ジャマール・モズリー

パオロ・バンケロ「モーズは選手を高めてくれる」

マジックはヘッドコーチのジャマール・モズリーと新たに4年の契約延長に合意した。ジェフ・ウェルトマン球団社長はこのリリースの中で、「ジャマールと彼のスタッフは、今シーズンだけでなく2021年にここに来てから常に素晴らしい仕事をしている。彼の仕事に対する姿勢、選手と心を通わせる働き方が、コート内外で良い結果をもたらしている」とコメントしている。

マジックはニコラ・ブーチェビッチやアーロン・ゴードンが主力だった2018-19シーズンが、過去11シーズンで唯一の勝率5割超え。この年と翌シーズンにプレーオフに進出するも、いずれもファーストラウンド敗退という下位の常連だった。そのマジックに2021年オフ、モズリーが就任する。チームはこのタイミングでブーチェビッチとゴードン、エバン・フォーニエなどこれまでの主力を放出し、本格的な再建をスタートさせた。その際に集められたのは、派手な得点能力はなくてもディフェンスでハードワークできる若手たち。複数のポジションを守ってリバウンドにも強い選手を揃え、エース不在でもチームで戦えるロスターを作った。
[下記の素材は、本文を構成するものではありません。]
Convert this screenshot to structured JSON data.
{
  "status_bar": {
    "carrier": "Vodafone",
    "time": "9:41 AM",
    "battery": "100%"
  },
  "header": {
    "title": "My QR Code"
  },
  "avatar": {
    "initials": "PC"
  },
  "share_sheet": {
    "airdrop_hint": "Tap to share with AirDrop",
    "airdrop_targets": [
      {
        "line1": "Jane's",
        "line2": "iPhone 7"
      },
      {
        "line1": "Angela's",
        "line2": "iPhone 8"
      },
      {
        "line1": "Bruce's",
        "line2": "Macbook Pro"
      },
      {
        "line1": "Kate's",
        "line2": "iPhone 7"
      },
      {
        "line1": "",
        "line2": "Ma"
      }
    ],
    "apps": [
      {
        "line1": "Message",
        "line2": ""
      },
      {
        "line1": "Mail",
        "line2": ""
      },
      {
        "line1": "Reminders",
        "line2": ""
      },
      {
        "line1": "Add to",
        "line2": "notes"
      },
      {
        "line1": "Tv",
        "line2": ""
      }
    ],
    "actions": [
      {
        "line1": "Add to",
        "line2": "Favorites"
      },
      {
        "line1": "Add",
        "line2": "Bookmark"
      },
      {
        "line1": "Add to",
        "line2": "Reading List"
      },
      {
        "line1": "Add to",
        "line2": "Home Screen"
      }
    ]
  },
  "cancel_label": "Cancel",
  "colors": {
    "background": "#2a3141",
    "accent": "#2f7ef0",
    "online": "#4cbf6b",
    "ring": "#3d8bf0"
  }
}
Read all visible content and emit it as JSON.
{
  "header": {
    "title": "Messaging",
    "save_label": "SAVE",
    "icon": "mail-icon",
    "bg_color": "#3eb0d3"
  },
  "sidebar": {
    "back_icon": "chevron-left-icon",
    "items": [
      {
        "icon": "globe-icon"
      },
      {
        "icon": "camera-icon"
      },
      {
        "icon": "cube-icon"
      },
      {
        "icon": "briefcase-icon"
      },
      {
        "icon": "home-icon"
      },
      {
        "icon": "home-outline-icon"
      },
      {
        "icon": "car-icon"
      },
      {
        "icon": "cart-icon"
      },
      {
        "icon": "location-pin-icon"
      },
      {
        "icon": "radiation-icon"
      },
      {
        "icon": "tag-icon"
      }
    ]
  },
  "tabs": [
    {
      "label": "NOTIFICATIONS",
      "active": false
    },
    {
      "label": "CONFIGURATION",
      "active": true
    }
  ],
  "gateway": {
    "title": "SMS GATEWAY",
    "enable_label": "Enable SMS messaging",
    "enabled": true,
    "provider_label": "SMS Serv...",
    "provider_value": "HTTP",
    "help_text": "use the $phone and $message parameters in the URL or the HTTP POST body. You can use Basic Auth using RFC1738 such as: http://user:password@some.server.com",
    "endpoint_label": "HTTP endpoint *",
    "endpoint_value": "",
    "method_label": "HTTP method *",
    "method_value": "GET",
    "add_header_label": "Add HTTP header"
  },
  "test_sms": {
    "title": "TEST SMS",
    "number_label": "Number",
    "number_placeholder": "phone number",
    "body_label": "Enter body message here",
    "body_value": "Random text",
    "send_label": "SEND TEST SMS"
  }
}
モズリーはこの時がヘッドコーチ初挑戦。その前はマーベリックスでリック・カーライルの右腕を長らく務め、ディフェンス戦術の構築を担当していた。ただ、彼の評価は守備面だけでなく選手とのコミュニケーション能力にあった。厳格で選手と距離を置くカーライルは最終的にエースであるルカ・ドンチッチとの関係が冷え、選手からの支持を失って解任されるが、これは常に選手の側に立ってバランスを取るモズリーがマジックに引き抜かれた影響も大きいはずだ。

モズリーはマジックのヘッドコーチとして、そのコミュニケーション能力を大いに発揮した。『ボス』となったからには、選手の側に立つだけではなく、時には厳しい態度を取る必要もある。彼はここでエース不在のマジックで若手に厳しいチーム内競争を強いながら、選手同士が対立することを避け、チーム一丸で戦う集団を作り上げた。

モズリーがマジックの若手たちに植え付けたのは、チームワークとハードワークの精神だ。「ウチは守備のチームであり、勝つために必要なのはシュートが決まっても決まらなくても集中して守備をやり続けることだ」と彼は繰り返している。選手は本能的にシュートを決めるのが楽しいものだが、今のマジックではどの選手も「ディフェンスから良い流れを作り、トランジションでイージーシュートのチャンスを作ること」に楽しみを見いだしている。すべての試合でチームワークとハードワークを徹底し、それが結果に繋がることを楽しみ、新たなモチベーションへと変えている。

2022年のNBAドラフト全体1位で指名したパオロ・バンケロが今はエースに収まったが、彼もまたチームワークとハードワークの選手であり、ディフェンスとリバウンドとルーズボールに汗をかくことを厭わない。今シーズンのルーキーであるアンソニー・ブラックも同じで、シックスマンとしてチームワークとハードワークに徹している。

このチームカラーは間違いなくモズリーがもたらしたもの。3年目の今シーズンはここまで37勝28敗で、勝率5割超えとプレーオフ進出を決めるのは時間の問題となっている。ただ、彼の仕事はまだ終わっていない。東カンファレンスは4位ニックスからマジック、セブンティシクサーズ、ペイサーズ、8位のヒートまでが2ゲーム差にひしめく大混戦。そしてマジックは、下位チームへの取りこぼしは少ないが上位チームとの対戦で勝てていない傾向にあり、その傾向はシーズンが深まるにつれ強くなっている。

直近では順位争いのライバルであるニックスとペイサーズに連敗。ディフェンスを前面に押し出してのチームワークとハードワークという強力なスタイルを作り上げたが、プレーオフを勝ち抜くための戦い方はこれから作り上げていく必要がある。それでも、エースのバンケロが「モーズ(モズリー)は選手を高めてくれるコーチだ。契約延長が決まってうれしいし、彼はそれに値する」と指揮官に全面的な信頼を寄せ、プレーオフ経験が豊富なベテランのジョー・イングルスも「このチームはよく学び、よく実践する。プレーオフでの戦いにもアジャストできるはずだ」とここからの成長に自信を見せる。

急成長するマジックは、レギュラーシーズンのラスト1か月でさらに伸びる。プレーオフをどんな状態で迎えるか、そこでどんな戦いを見せられるかが楽しみだ。